Regulations specify that pipeline operators must perform assessments and prioritize necessary repairs. Some repairs must be performed immediately. Others, depending on severity, can be addressed across different time frames.
Measurements are conducted on line pipe, or pipe that connects facilities such as pumping stations, refineries, chemical plants, storage tanks or wells. The determination that a facility can maintain integrity against leaks or spills is usually conducted as a part of OSHA Process Safety Management (PSM) requirements.
Depending on characteristics of the pipe being examined, operators select among several measurement methods for determining integrity. These include:
- Magnetic Flux Leakage (MFL) tools;
- Transverse Flux Inspection (TFI) tools;
- Compression Wave Ultrasonic Inspection tools;
- Shear Wave Ultrasonic Inspection tools;
- Geometry (Caliper) tools;
- Hydrostatic testing;
- Direct Assessment;
- Close Interval Surveys.
Hazardous liquid or natural gas pipeline operators are required to have an Integrity Management (IM) program in place. IM programs require operators to map those segments of their pipeline(s) that lie in high consequence areas (HCAs). These are areas where a leak or rupture could result in:
- adverse impact to the public;
- adverse effect upon the environment; or
- contamination of drinking water.
After HCAs are identified, operators are required to use one or more assessment method to measure for corrosion, deformations, cracking, or other hazards that could reduce integrity to a point where protection against leakage or rupture cannot be assured.

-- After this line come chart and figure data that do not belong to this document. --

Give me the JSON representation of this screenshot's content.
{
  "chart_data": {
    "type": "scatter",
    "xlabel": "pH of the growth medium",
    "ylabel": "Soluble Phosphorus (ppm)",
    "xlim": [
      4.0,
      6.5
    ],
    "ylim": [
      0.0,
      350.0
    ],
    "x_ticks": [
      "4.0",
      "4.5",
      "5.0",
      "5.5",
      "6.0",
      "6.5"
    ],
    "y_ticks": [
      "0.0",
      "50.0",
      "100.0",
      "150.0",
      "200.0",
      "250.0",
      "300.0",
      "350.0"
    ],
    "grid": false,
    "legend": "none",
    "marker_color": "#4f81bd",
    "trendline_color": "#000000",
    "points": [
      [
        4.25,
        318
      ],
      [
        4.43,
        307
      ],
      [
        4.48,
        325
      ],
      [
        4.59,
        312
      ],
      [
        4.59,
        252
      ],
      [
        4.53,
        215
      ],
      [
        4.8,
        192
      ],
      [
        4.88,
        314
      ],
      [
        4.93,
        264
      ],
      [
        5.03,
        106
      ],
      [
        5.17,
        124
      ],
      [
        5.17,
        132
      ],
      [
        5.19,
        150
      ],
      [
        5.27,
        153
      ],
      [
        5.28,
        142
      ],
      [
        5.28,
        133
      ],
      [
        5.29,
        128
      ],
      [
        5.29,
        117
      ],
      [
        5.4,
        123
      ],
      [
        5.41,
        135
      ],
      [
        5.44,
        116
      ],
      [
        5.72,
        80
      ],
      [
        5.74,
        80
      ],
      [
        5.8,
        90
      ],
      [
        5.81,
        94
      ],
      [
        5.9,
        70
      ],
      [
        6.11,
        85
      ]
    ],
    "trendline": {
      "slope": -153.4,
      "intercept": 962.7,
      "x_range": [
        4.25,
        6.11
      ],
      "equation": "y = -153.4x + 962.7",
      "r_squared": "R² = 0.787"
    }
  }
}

Operators typically use a magnetic flux or ultrasonic inspection tool that runs inside the pipe to detect corrosion, cracks or other anomalies, in combination with a geometry tool to measure deformations. Some operators use hydrostatic testing, either in lieu of these tool runs, or to supplement them, because of particular risk factors associated with their pipeline or where the pipe is too small to run internal tools (six inch diameter pipeis usually the smallest for many in-line tools, although some may be able to run in straight pipe runs of four-inch diameter).
Natural gas operators have difficulty using the same tools as hazardous liquid operators, because gas product does not provide for good coupling between the tool and the pipe wall, and pipe diameters often vary over a length of pipeline. Hydrostatic testing using water is not a good solution either, because of dewatering concerns and interruptions of service to customers.

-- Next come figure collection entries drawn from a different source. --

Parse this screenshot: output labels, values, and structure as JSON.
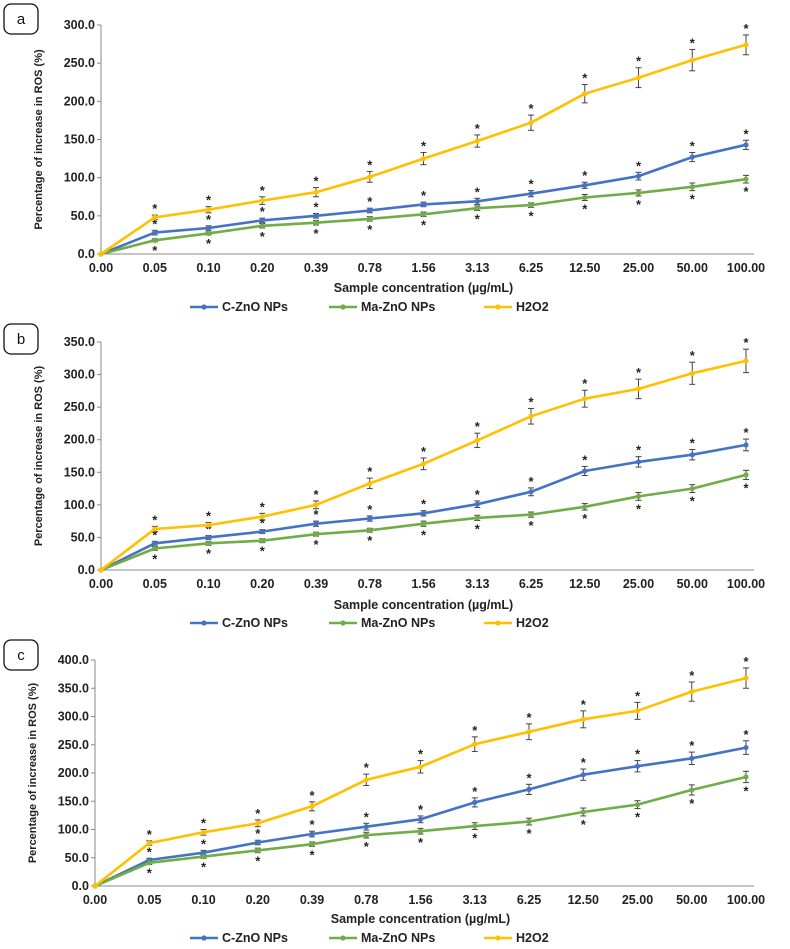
{
  "colors": {
    "C": "#4472C4",
    "M": "#70AD47",
    "H": "#FFC000",
    "axis": "#888888",
    "text": "#222222",
    "star": "#222222"
  },
  "chart_data": [
    {
      "panel": "a",
      "type": "line",
      "categories": [
        "0.00",
        "0.05",
        "0.10",
        "0.20",
        "0.39",
        "0.78",
        "1.56",
        "3.13",
        "6.25",
        "12.50",
        "25.00",
        "50.00",
        "100.00"
      ],
      "xlabel": "Sample concentration (µg/mL)",
      "ylabel": "Percentage of increase in ROS (%)",
      "ylim": [
        0,
        300
      ],
      "ystep": 50,
      "yticks": [
        "0.0",
        "50.0",
        "100.0",
        "150.0",
        "200.0",
        "250.0",
        "300.0"
      ],
      "series": [
        {
          "name": "C-ZnO NPs",
          "key": "C",
          "values": [
            0,
            28,
            34,
            44,
            50,
            57,
            65,
            69,
            79,
            90,
            102,
            127,
            143
          ],
          "errors": [
            0,
            3,
            3,
            3,
            3,
            3,
            3,
            4,
            4,
            4,
            5,
            6,
            6
          ],
          "star_above": true,
          "star_below": false
        },
        {
          "name": "Ma-ZnO NPs",
          "key": "M",
          "values": [
            0,
            18,
            27,
            37,
            41,
            46,
            52,
            60,
            64,
            74,
            80,
            88,
            98
          ],
          "errors": [
            0,
            2,
            2,
            3,
            3,
            3,
            3,
            3,
            3,
            4,
            4,
            5,
            5
          ],
          "star_above": false,
          "star_below": true
        },
        {
          "name": "H2O2",
          "key": "H",
          "values": [
            0,
            48,
            58,
            70,
            81,
            101,
            125,
            148,
            172,
            210,
            231,
            254,
            274
          ],
          "errors": [
            0,
            3,
            4,
            5,
            6,
            7,
            8,
            8,
            10,
            12,
            13,
            14,
            13
          ],
          "star_above": true,
          "star_below": false
        }
      ]
    },
    {
      "panel": "b",
      "type": "line",
      "categories": [
        "0.00",
        "0.05",
        "0.10",
        "0.20",
        "0.39",
        "0.78",
        "1.56",
        "3.13",
        "6.25",
        "12.50",
        "25.00",
        "50.00",
        "100.00"
      ],
      "xlabel": "Sample concentration (µg/mL)",
      "ylabel": "Percentage of increase in ROS (%)",
      "ylim": [
        0,
        350
      ],
      "ystep": 50,
      "yticks": [
        "0.0",
        "50.0",
        "100.0",
        "150.0",
        "200.0",
        "250.0",
        "300.0",
        "350.0"
      ],
      "series": [
        {
          "name": "C-ZnO NPs",
          "key": "C",
          "values": [
            0,
            41,
            50,
            59,
            71,
            79,
            87,
            101,
            120,
            152,
            166,
            177,
            192
          ],
          "errors": [
            0,
            3,
            3,
            3,
            4,
            4,
            4,
            5,
            6,
            7,
            8,
            8,
            9
          ],
          "star_above": true,
          "star_below": false
        },
        {
          "name": "Ma-ZnO NPs",
          "key": "M",
          "values": [
            0,
            33,
            41,
            45,
            55,
            61,
            71,
            80,
            85,
            97,
            113,
            125,
            146
          ],
          "errors": [
            0,
            3,
            3,
            3,
            3,
            3,
            4,
            4,
            4,
            5,
            6,
            6,
            7
          ],
          "star_above": false,
          "star_below": true
        },
        {
          "name": "H2O2",
          "key": "H",
          "values": [
            0,
            63,
            69,
            82,
            100,
            133,
            163,
            199,
            236,
            263,
            278,
            302,
            321
          ],
          "errors": [
            0,
            4,
            4,
            5,
            6,
            8,
            9,
            11,
            12,
            13,
            15,
            17,
            18
          ],
          "star_above": true,
          "star_below": false
        }
      ]
    },
    {
      "panel": "c",
      "type": "line",
      "categories": [
        "0.00",
        "0.05",
        "0.10",
        "0.20",
        "0.39",
        "0.78",
        "1.56",
        "3.13",
        "6.25",
        "12.50",
        "25.00",
        "50.00",
        "100.00"
      ],
      "xlabel": "Sample concentration (µg/mL)",
      "ylabel": "Percentage of increase in ROS (%)",
      "ylim": [
        0,
        400
      ],
      "ystep": 50,
      "yticks": [
        "0.0",
        "50.0",
        "100.0",
        "150.0",
        "200.0",
        "250.0",
        "300.0",
        "350.0",
        "400.0"
      ],
      "series": [
        {
          "name": "C-ZnO NPs",
          "key": "C",
          "values": [
            0,
            46,
            59,
            77,
            92,
            105,
            118,
            148,
            171,
            197,
            212,
            226,
            245
          ],
          "errors": [
            0,
            3,
            4,
            4,
            5,
            6,
            6,
            8,
            9,
            10,
            10,
            11,
            12
          ],
          "star_above": true,
          "star_below": false
        },
        {
          "name": "Ma-ZnO NPs",
          "key": "M",
          "values": [
            0,
            41,
            52,
            63,
            74,
            90,
            97,
            106,
            114,
            131,
            144,
            170,
            193
          ],
          "errors": [
            0,
            3,
            3,
            4,
            4,
            5,
            5,
            6,
            6,
            7,
            7,
            9,
            10
          ],
          "star_above": false,
          "star_below": true
        },
        {
          "name": "H2O2",
          "key": "H",
          "values": [
            0,
            76,
            95,
            111,
            141,
            188,
            211,
            251,
            273,
            295,
            310,
            344,
            368
          ],
          "errors": [
            0,
            4,
            5,
            6,
            8,
            10,
            11,
            13,
            14,
            15,
            15,
            17,
            18
          ],
          "star_above": true,
          "star_below": false
        }
      ]
    }
  ]
}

These operators are considering direct assessment techniques to conduct their integrity assessments.
IM programs must identify risk factors that could lead to pipeline failure in each HCA; combine those factors to arrive at the overall risk for the HCA; and then rank the pipe segments according to risk. An operator’s assessment schedule usually ensures the assessment of higher-risk sections first, with assessment of successively lower-risk sections later in the schedule. Assessments are repeated periodically to ensure that pipelines remain safe and strong.